Talks and presentations

Determination of data complexity using a universal approximating model

October 27, 2019

Talk, Mathematical Methods for Pattern Recognition: the 19th Russian National Conference with International Participation, Moscow, Russia

The properties of the training dataset in classification and regression problems are investigated. We propose a method for determining the complexity of the training data using a two-layer fully connected neural network. The number of neurons in the inner layer of the neural network is used to determine the complexity. Book of abstracts (page 68).

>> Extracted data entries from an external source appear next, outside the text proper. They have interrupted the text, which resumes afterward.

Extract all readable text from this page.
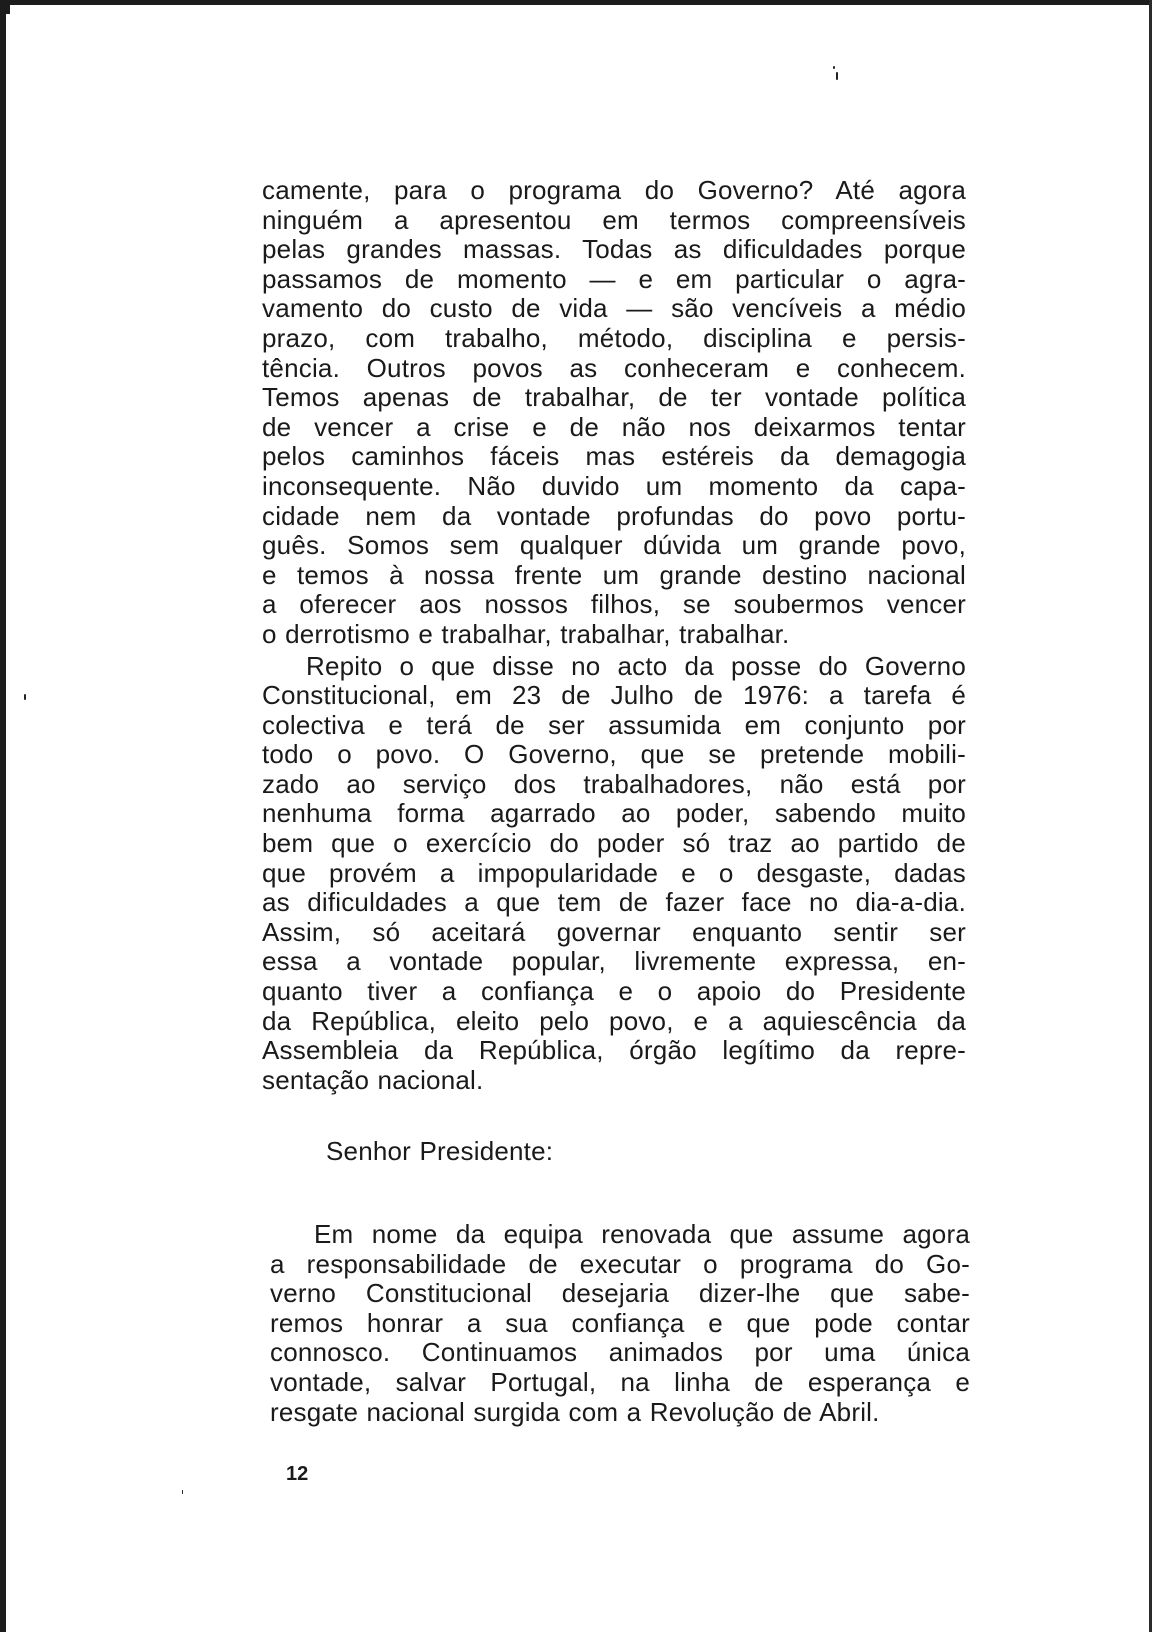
camente, para o programa do Governo? Até agora
ninguém a apresentou em termos compreensíveis
pelas grandes massas. Todas as dificuldades porque
passamos de momento — e em particular o agra-
vamento do custo de vida — são vencíveis a médio
prazo, com trabalho, método, disciplina e persis-
tência. Outros povos as conheceram e conhecem.
Temos apenas de trabalhar, de ter vontade política
de vencer a crise e de não nos deixarmos tentar
pelos caminhos fáceis mas estéreis da demagogia
inconsequente. Não duvido um momento da capa-
cidade nem da vontade profundas do povo portu-
guês. Somos sem qualquer dúvida um grande povo,
e temos à nossa frente um grande destino nacional
a oferecer aos nossos filhos, se soubermos vencer
o derrotismo e trabalhar, trabalhar, trabalhar.

Repito o que disse no acto da posse do Governo
Constitucional, em 23 de Julho de 1976: a tarefa é
colectiva e terá de ser assumida em conjunto por
todo o povo. O Governo, que se pretende mobili-
zado ao serviço dos trabalhadores, não está por
nenhuma forma agarrado ao poder, sabendo muito
bem que o exercício do poder só traz ao partido de
que provém a impopularidade e o desgaste, dadas
as dificuldades a que tem de fazer face no dia-a-dia.
Assim, só aceitará governar enquanto sentir ser
essa a vontade popular, livremente expressa, en-
quanto tiver a confiança e o apoio do Presidente
da República, eleito pelo povo, e a aquiescência da
Assembleia da República, órgão legítimo da repre-
sentação nacional.

Senhor Presidente:

Em nome da equipa renovada que assume agora
a responsabilidade de executar o programa do Go-
verno Constitucional desejaria dizer-lhe que sabe-
remos honrar a sua confiança e que pode contar
connosco. Continuamos animados por uma única
vontade, salvar Portugal, na linha de esperança e
resgate nacional surgida com a Revolução de Abril.

12
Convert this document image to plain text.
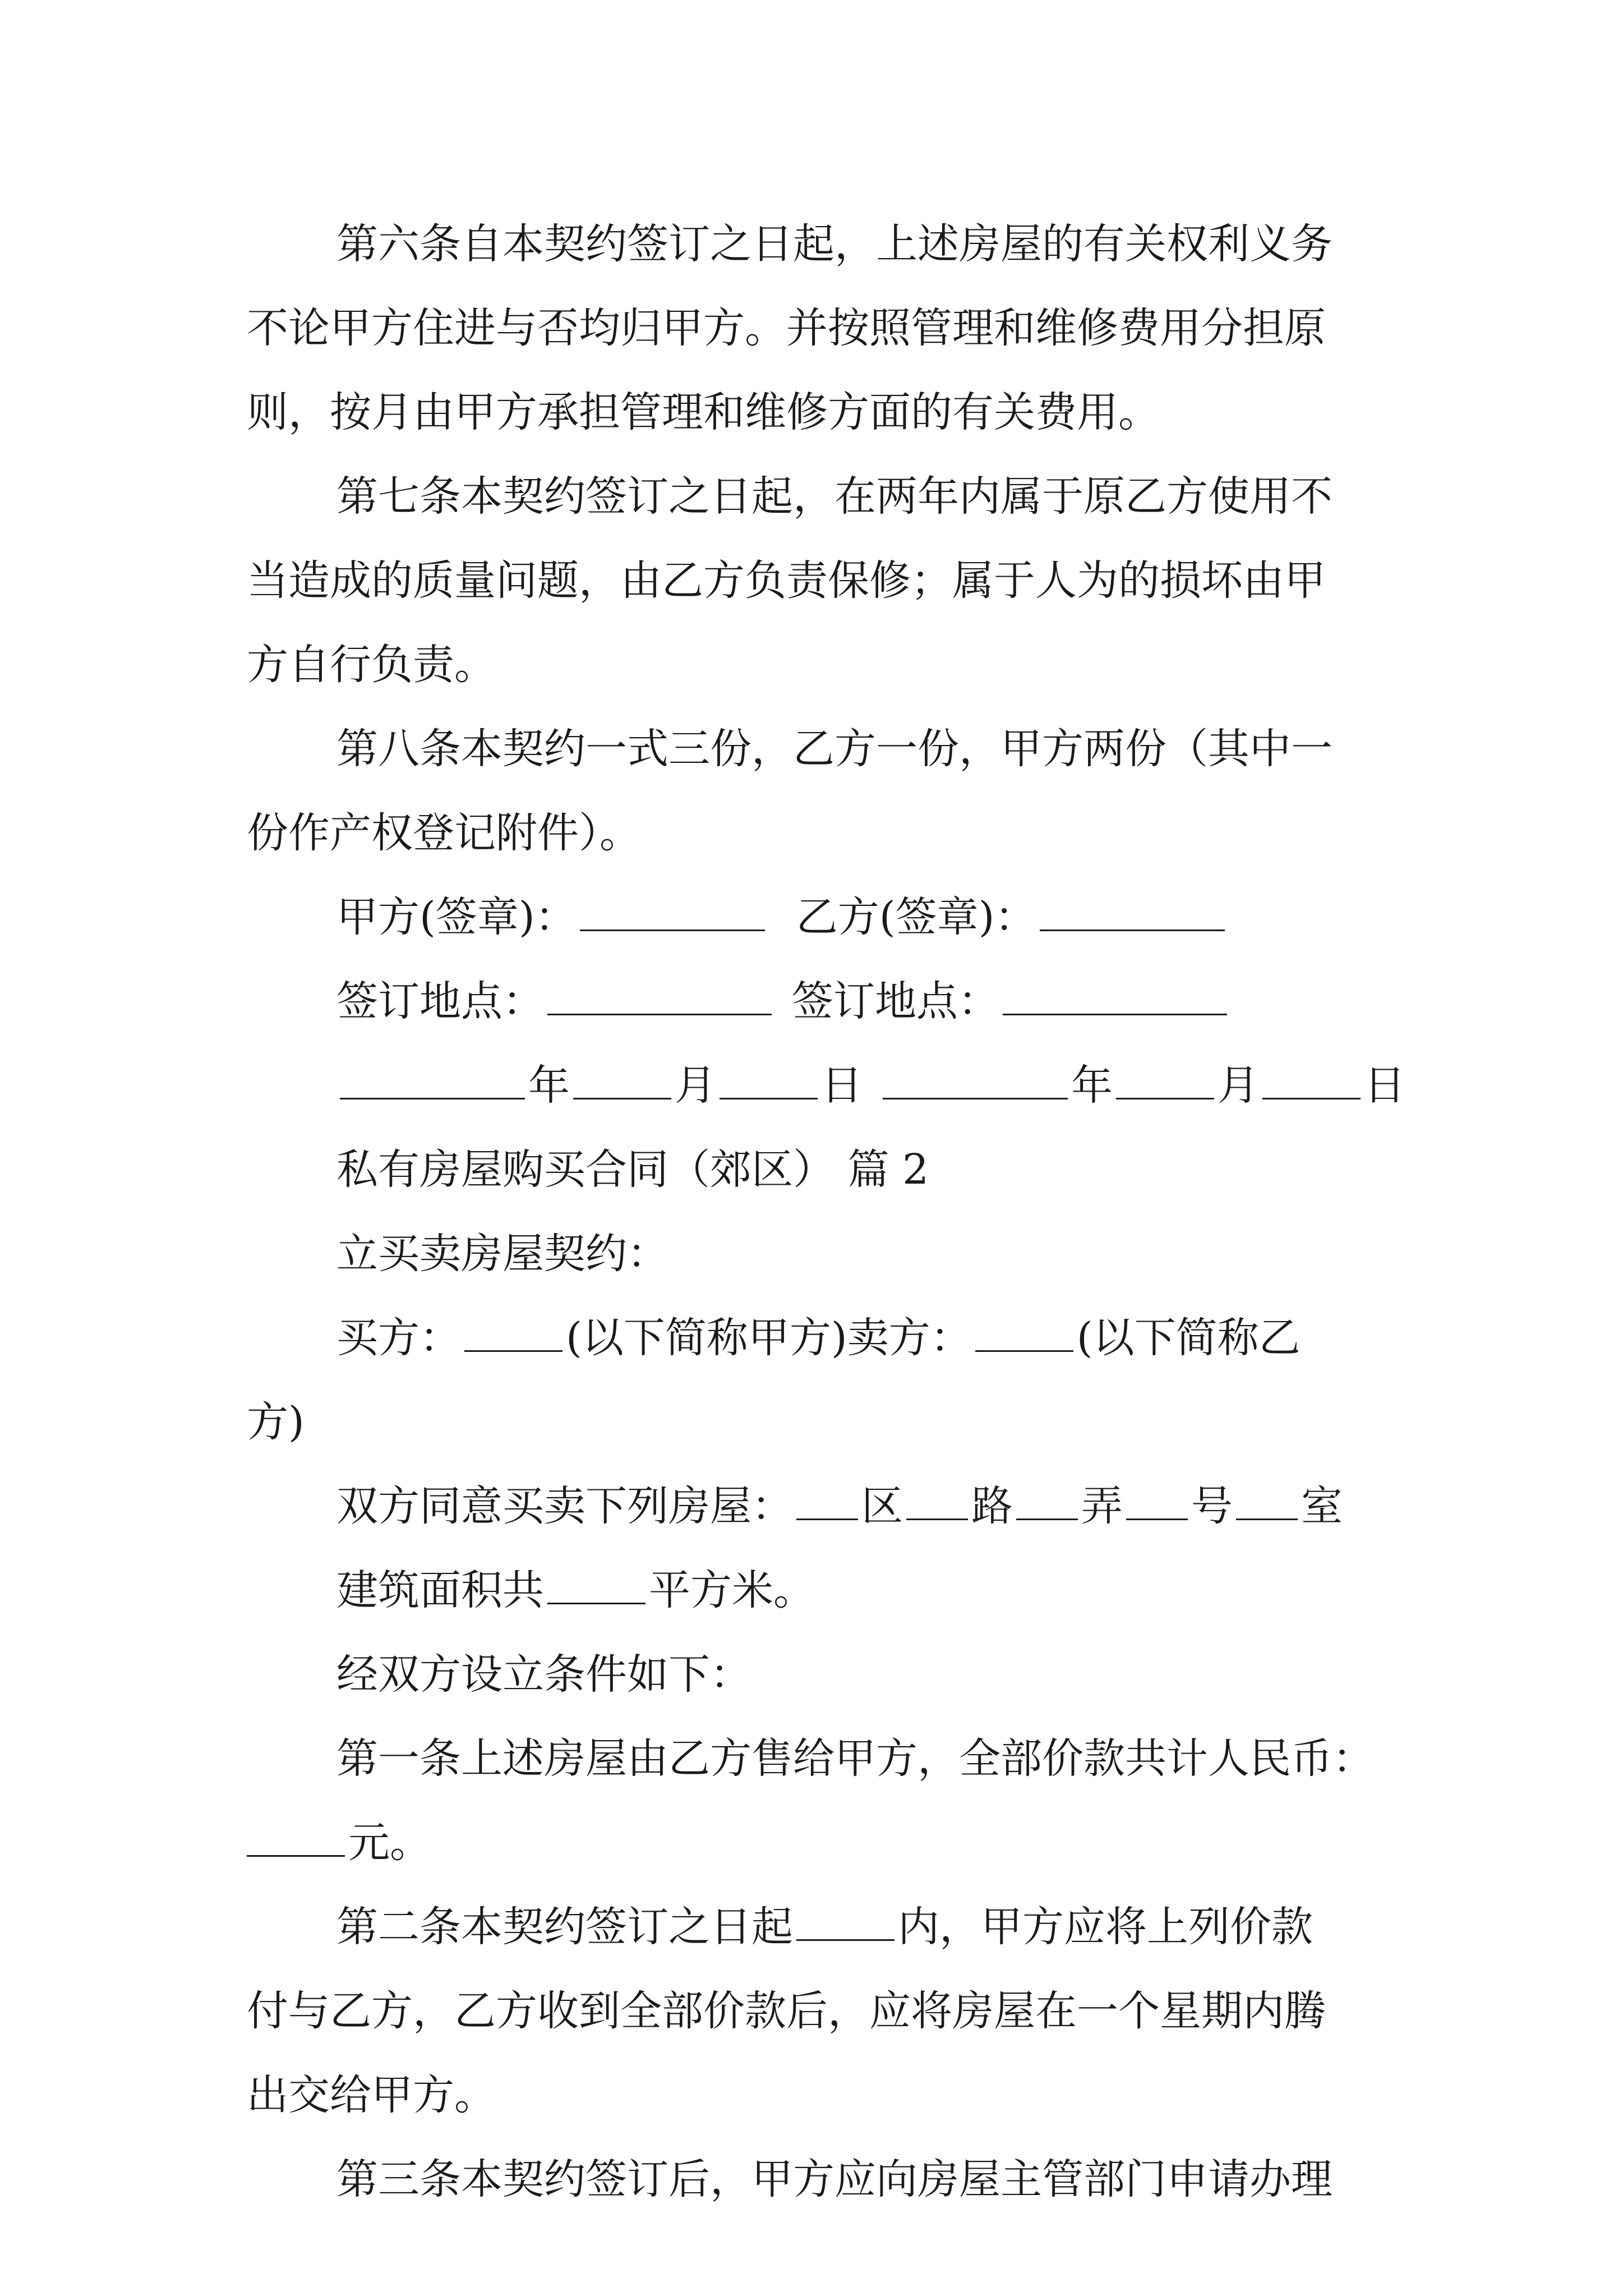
第六条自本契约签订之日起，上述房屋的有关权利义务
不论甲方住进与否均归甲方。并按照管理和维修费用分担原
则，按月由甲方承担管理和维修方面的有关费用。
第七条本契约签订之日起，在两年内属于原乙方使用不
当造成的质量问题，由乙方负责保修；属于人为的损坏由甲
方自行负责。
第八条本契约一式三份，乙方一份，甲方两份（其中一
份作产权登记附件）。
甲方(签章)：	乙方(签章)：
签订地点：	签订地点：
年	月	日	年	月	日
私有房屋购买合同（郊区） 篇 2
立买卖房屋契约：
买方：	(以下简称甲方)卖方：	(以下简称乙
方)
双方同意买卖下列房屋： 区 路 弄 号 室
建筑面积共	平方米。
经双方设立条件如下：
第一条上述房屋由乙方售给甲方，全部价款共计人民币：
元。
第二条本契约签订之日起	内，甲方应将上列价款
付与乙方，乙方收到全部价款后，应将房屋在一个星期内腾
出交给甲方。
第三条本契约签订后，甲方应向房屋主管部门申请办理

Averaged Heavy Ball Method

October 23, 2019

Talk, 62th Scientific conference at MIPT, Section of Data analysis, recognition and prediction, Moscow, Russia

It is proposed a new approach to the classic Heavy ball method called the Averaged Heavy ball method for unconstrained optimization. This method reduces the peak effect, thereby providing a better convergence rate in the initial iterations. It is provided analysis for the quadratic case and conduct numerical experiments justifying the theory for a wider class of problems. Best talk Award.

Averaged Heavy Ball Method

June 19, 2019

Poster, Traditional Youth School: Control, Information and Optimization, Voronovo, Russia

It is proposed a new approach to the classic Heavy ball method called the Averaged Heavy ball method for unconstrained optimization. This method reduces the peak effect, thereby providing a better convergence rate in the initial iterations. Best poster Award.